LEOTARDS, nipple pasties, and outrageous colours take centre stage in Wendy Sharpe’s Burlesque and Circus.
The exhibition mixes drama, romance, a slice of life lived on the edge, and a liberal sprinkling of naughty bits, in a nod to her beloved burlesque.
“At its best it’s a bit like vaudeville,” Sharpe says.
“It can be beautiful but I prefer it when it’s satirical, funny and out there.”
One of Australia’s most awarded artists, her prize-winning Archibald entry in 1996 was a self portrait showing Sharpe as a burlesque-stye figure in a voluptuous green bra and clinging animal-print tights.
The painting exudes sensuality and depicts a larger than life woman who’s up for a good laugh at herself and anyone else; a theme in many of the works in Burlesque and Circus.
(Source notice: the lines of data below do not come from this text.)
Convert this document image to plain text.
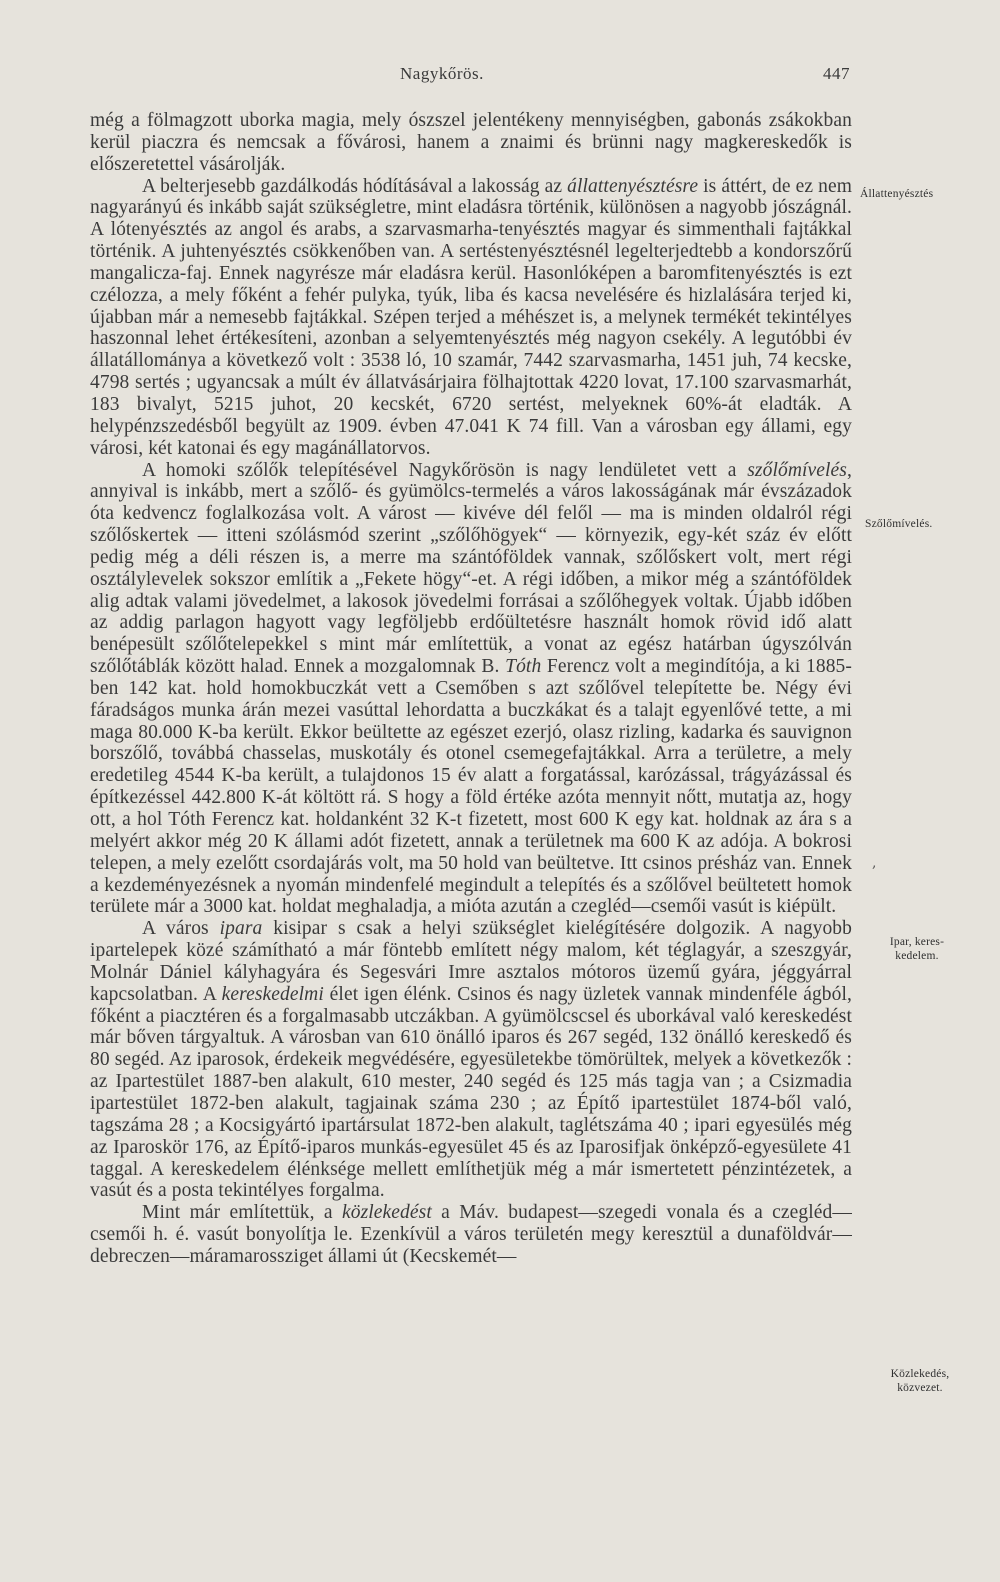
Nagykőrös.	447

még a fölmagzott uborka magia, mely ószszel jelentékeny mennyiségben, gabonás zsákokban kerül piaczra és nemcsak a fővárosi, hanem a znaimi és brünni nagy magkereskedők is előszeretettel vásárolják.

A belterjesebb gazdálkodás hódításával a lakosság az állattenyésztésre is áttért, de ez nem nagyarányú és inkább saját szükségletre, mint eladásra történik, különösen a nagyobb jószágnál. A lótenyésztés az angol és arabs, a szarvasmarha-tenyésztés magyar és simmenthali fajtákkal történik. A juhtenyésztés csökkenőben van. A sertéstenyésztésnél legelterjedtebb a kondorszőrű mangalicza-faj. Ennek nagyrésze már eladásra kerül. Hasonlóképen a baromfitenyésztés is ezt czélozza, a mely főként a fehér pulyka, tyúk, liba és kacsa nevelésére és hizlalására terjed ki, újabban már a nemesebb fajtákkal. Szépen terjed a méhészet is, a melynek termékét tekintélyes haszonnal lehet értékesíteni, azonban a selyemtenyésztés még nagyon csekély. A legutóbbi év állatállománya a következő volt : 3538 ló, 10 szamár, 7442 szarvasmarha, 1451 juh, 74 kecske, 4798 sertés ; ugyancsak a múlt év állatvásárjaira fölhajtottak 4220 lovat, 17.100 szarvasmarhát, 183 bivalyt, 5215 juhot, 20 kecskét, 6720 sertést, melyeknek 60%-át eladták. A helypénzszedésből begyült az 1909. évben 47.041 K 74 fill. Van a városban egy állami, egy városi, két katonai és egy magánállatorvos.

A homoki szőlők telepítésével Nagykőrösön is nagy lendületet vett a szőlőmívelés, annyival is inkább, mert a szőlő- és gyümölcs-termelés a város lakosságának már évszázadok óta kedvencz foglalkozása volt. A várost — kivéve dél felől — ma is minden oldalról régi szőlőskertek — itteni szólásmód szerint „szőlőhögyek“ — környezik, egy-két száz év előtt pedig még a déli részen is, a merre ma szántóföldek vannak, szőlőskert volt, mert régi osztálylevelek sokszor említik a „Fekete högy“-et. A régi időben, a mikor még a szántóföldek alig adtak valami jövedelmet, a lakosok jövedelmi forrásai a szőlőhegyek voltak. Újabb időben az addig parlagon hagyott vagy legföljebb erdőültetésre használt homok rövid idő alatt benépesült szőlőtelepekkel s mint már említettük, a vonat az egész határban úgyszólván szőlőtáblák között halad. Ennek a mozgalomnak B. Tóth Ferencz volt a megindítója, a ki 1885-ben 142 kat. hold homokbuczkát vett a Csemőben s azt szőlővel telepítette be. Négy évi fáradságos munka árán mezei vasúttal lehordatta a buczkákat és a talajt egyenlővé tette, a mi maga 80.000 K-ba került. Ekkor beültette az egészet ezerjó, olasz rizling, kadarka és sauvignon borszőlő, továbbá chasselas, muskotály és otonel csemegefajtákkal. Arra a területre, a mely eredetileg 4544 K-ba került, a tulajdonos 15 év alatt a forgatással, karózással, trágyázással és építkezéssel 442.800 K-át költött rá. S hogy a föld értéke azóta mennyit nőtt, mutatja az, hogy ott, a hol Tóth Ferencz kat. holdanként 32 K-t fizetett, most 600 K egy kat. holdnak az ára s a melyért akkor még 20 K állami adót fizetett, annak a területnek ma 600 K az adója. A bokrosi telepen, a mely ezelőtt csordajárás volt, ma 50 hold van beültetve. Itt csinos présház van. Ennek a kezdeményezésnek a nyomán mindenfelé megindult a telepítés és a szőlővel beültetett homok területe már a 3000 kat. holdat meghaladja, a mióta azután a czegléd—csemői vasút is kiépült.

A város ipara kisipar s csak a helyi szükséglet kielégítésére dolgozik. A nagyobb ipartelepek közé számítható a már föntebb említett négy malom, két téglagyár, a szeszgyár, Molnár Dániel kályhagyára és Segesvári Imre asztalos mótoros üzemű gyára, jéggyárral kapcsolatban. A kereskedelmi élet igen élénk. Csinos és nagy üzletek vannak mindenféle ágból, főként a piacztéren és a forgalmasabb utczákban. A gyümölcscsel és uborkával való kereskedést már bőven tárgyaltuk. A városban van 610 önálló iparos és 267 segéd, 132 önálló kereskedő és 80 segéd. Az iparosok, érdekeik megvédésére, egyesületekbe tömörültek, melyek a következők : az Ipartestület 1887-ben alakult, 610 mester, 240 segéd és 125 más tagja van ; a Csizmadia ipartestület 1872-ben alakult, tagjainak száma 230 ; az Építő ipartestület 1874-ből való, tagszáma 28 ; a Kocsigyártó ipartársulat 1872-ben alakult, taglétszáma 40 ; ipari egyesülés még az Iparoskör 176, az Építő-iparos munkás-egyesület 45 és az Iparosifjak önképző-egyesülete 41 taggal. A kereskedelem élénksége mellett említhetjük még a már ismertetett pénzintézetek, a vasút és a posta tekintélyes forgalma.

Mint már említettük, a közlekedést a Máv. budapest—szegedi vonala és a czegléd—csemői h. é. vasút bonyolítja le. Ezenkívül a város területén megy keresztül a dunaföldvár—debreczen—máramarossziget állami út (Kecskemét—

Állattenyésztés
Szőlőmívelés.
Ipar, keres-
kedelem.
Közlekedés,
közvezet.
,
Sharpe says she has a straightforward figurative style, but the stories behind the scenes are more cryptic.
“You are looking and wondering what’s going on,” she tells the Voice.
While many of her subjects are voluptuous, Sharpe discounts the idea she only paints “chunky” people.
“There are thin people in my works and very large people in my works,” she says.
Women are a large part of a burlesque audience and one of the appeals is the mix of body shapes, Sharpe says
“It’s not about a bland standard look…it’s about an exciting and interesting person.”
Along with winning an Archibald, Sharpe has been a finalist six times, and has won the Sulman Prize, two travelling scholarships and the Portia Geach memorial Award.
And she is the first woman since WW II to be appointed official artist for the defence department, being deployed to East Timor with Australia’s peace keeping troops.
Burlesque and Circus is on at Linton and Kay Gallery, St Georges Terrace, Perth until August 20.